Я сразу же опускаю глаза в пол, потому что мне стыдно. Я ничего не контролирую. Беспокойство. Страх. Тот факт, что я хотела бы быть кем-то другим, кроме себя.
— Я просто, мм, я просто… это было слишком, я думаю. Фильм, ну, знаешь? Он мрачный, и все эти люди, и парень перед нами просто вскочил, и меня это напугало, и я не знаю, я просто. Я просто. Я не могу… — я не могу отдышаться. В груди так сильно сжалось, что кажется, что мои лёгкие в любой момент перестанут работать.
Мег обвивает меня своими маленькими руками.
— О, Ава. Прости. Мне так жаль, — шепчет она мне на волосы. — Мне бы хотелось понять. Жаль, что я ничего не могу для тебя исправить.
Но ты не можешь исправить что-то вроде этого. Нечего исправлять. Я не сломанная кукла. Части меня, которые пропали и изуродованы, нельзя осторожно пришить. Никто не понимает этого. И зная это, я чувствую себя ещё более одинокой, чем когда я была в том подвале.
Так что, кажется, что бы я ни пережила, на самом деле, свобода — вот мой ад.
Глава 41
Макс
Я слушаю «Неустойчивый», когда намыливаю лицо и подношу к нему бритву с прямым лезвием, медленно скользя по горлу. После каждого движения бритвой я стряхиваю грязь в раковину. Месячная щетина исчезает, и я выгляжу другим человеком. Я чувствую себя другим человеком.

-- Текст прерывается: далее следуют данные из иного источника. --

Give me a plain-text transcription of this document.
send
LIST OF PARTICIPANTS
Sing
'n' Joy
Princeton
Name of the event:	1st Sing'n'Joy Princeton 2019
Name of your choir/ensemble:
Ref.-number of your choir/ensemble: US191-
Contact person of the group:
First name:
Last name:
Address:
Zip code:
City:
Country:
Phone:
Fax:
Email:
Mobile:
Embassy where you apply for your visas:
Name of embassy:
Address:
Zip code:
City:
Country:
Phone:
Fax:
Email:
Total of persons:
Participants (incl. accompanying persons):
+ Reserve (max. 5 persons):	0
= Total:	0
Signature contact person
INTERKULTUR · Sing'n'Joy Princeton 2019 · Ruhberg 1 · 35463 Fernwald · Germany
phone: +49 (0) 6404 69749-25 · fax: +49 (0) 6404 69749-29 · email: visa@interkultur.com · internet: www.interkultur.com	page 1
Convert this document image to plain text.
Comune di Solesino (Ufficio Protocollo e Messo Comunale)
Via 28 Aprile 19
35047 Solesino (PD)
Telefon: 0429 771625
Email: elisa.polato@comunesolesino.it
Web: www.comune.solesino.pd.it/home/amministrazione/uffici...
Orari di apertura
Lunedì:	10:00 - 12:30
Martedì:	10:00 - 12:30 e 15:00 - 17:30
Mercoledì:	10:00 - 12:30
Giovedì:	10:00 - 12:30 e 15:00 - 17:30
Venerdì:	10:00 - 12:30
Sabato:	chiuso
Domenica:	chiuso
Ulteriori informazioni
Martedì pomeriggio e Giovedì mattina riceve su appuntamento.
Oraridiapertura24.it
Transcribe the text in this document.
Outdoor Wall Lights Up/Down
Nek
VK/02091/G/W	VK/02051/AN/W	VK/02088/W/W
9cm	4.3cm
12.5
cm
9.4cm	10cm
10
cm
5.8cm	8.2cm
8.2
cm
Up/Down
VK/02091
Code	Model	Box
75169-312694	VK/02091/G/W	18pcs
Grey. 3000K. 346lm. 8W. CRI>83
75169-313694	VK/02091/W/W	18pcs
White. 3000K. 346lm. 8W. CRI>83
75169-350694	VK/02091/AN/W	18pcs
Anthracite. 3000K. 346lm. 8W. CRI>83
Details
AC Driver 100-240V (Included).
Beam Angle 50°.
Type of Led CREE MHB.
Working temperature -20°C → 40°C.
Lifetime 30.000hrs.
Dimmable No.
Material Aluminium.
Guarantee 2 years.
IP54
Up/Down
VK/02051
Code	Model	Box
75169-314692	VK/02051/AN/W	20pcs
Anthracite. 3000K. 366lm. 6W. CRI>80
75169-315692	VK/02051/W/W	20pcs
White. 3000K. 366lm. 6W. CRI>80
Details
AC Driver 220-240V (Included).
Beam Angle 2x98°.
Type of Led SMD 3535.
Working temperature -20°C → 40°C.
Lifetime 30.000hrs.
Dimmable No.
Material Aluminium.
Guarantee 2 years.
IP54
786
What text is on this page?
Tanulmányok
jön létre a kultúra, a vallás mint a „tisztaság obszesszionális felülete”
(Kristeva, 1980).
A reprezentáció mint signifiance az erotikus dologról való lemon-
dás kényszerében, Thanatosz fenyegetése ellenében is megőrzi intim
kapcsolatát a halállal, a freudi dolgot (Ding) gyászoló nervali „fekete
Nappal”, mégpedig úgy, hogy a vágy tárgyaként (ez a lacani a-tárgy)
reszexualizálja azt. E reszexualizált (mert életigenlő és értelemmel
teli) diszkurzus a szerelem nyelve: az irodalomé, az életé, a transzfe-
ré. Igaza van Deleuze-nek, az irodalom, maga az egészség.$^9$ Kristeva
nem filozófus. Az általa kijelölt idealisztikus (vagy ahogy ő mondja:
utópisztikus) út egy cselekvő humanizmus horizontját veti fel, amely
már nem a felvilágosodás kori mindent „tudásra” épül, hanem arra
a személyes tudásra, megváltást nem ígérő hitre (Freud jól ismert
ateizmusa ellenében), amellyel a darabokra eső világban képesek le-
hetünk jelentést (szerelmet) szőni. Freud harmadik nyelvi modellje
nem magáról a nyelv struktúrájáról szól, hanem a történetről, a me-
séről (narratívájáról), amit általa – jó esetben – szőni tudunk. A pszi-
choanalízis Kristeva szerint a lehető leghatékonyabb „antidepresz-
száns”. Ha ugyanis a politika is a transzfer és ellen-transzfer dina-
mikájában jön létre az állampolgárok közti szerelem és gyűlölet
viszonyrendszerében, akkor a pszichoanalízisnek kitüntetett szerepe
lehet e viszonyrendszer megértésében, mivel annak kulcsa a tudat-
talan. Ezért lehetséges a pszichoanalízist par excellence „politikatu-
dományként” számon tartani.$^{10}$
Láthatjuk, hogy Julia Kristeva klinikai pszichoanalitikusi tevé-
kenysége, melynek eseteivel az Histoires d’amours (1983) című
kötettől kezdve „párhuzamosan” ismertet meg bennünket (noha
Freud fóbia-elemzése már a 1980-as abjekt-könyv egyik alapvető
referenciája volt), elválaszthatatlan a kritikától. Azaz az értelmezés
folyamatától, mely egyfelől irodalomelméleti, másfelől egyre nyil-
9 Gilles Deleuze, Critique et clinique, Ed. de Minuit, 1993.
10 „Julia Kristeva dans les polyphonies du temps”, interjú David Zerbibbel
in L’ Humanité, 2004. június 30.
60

Я ловлю себя на том, что напеваю под нос, натягивая чёрную футболку с V-образным вырезом через голову. Последний взгляд в зеркало, и я провожу пальцами по волосам, прежде чем схватить ключи с комода и направиться к входной двери. Я выхожу на крыльцо, делая глубокий вдох и спускаясь по старым ступеням. Ветер приносит отчетливый аромат горящих дров из соседнего дома. Этот запах вроде как успокаивает мои нервы, когда я заворачиваю за угол дома. Листья хрустят под моими ботинками. Ветки трещат. Я открываю ржавую дверь сарая, беру верёвку и перчатки, затем быстро закрываю её.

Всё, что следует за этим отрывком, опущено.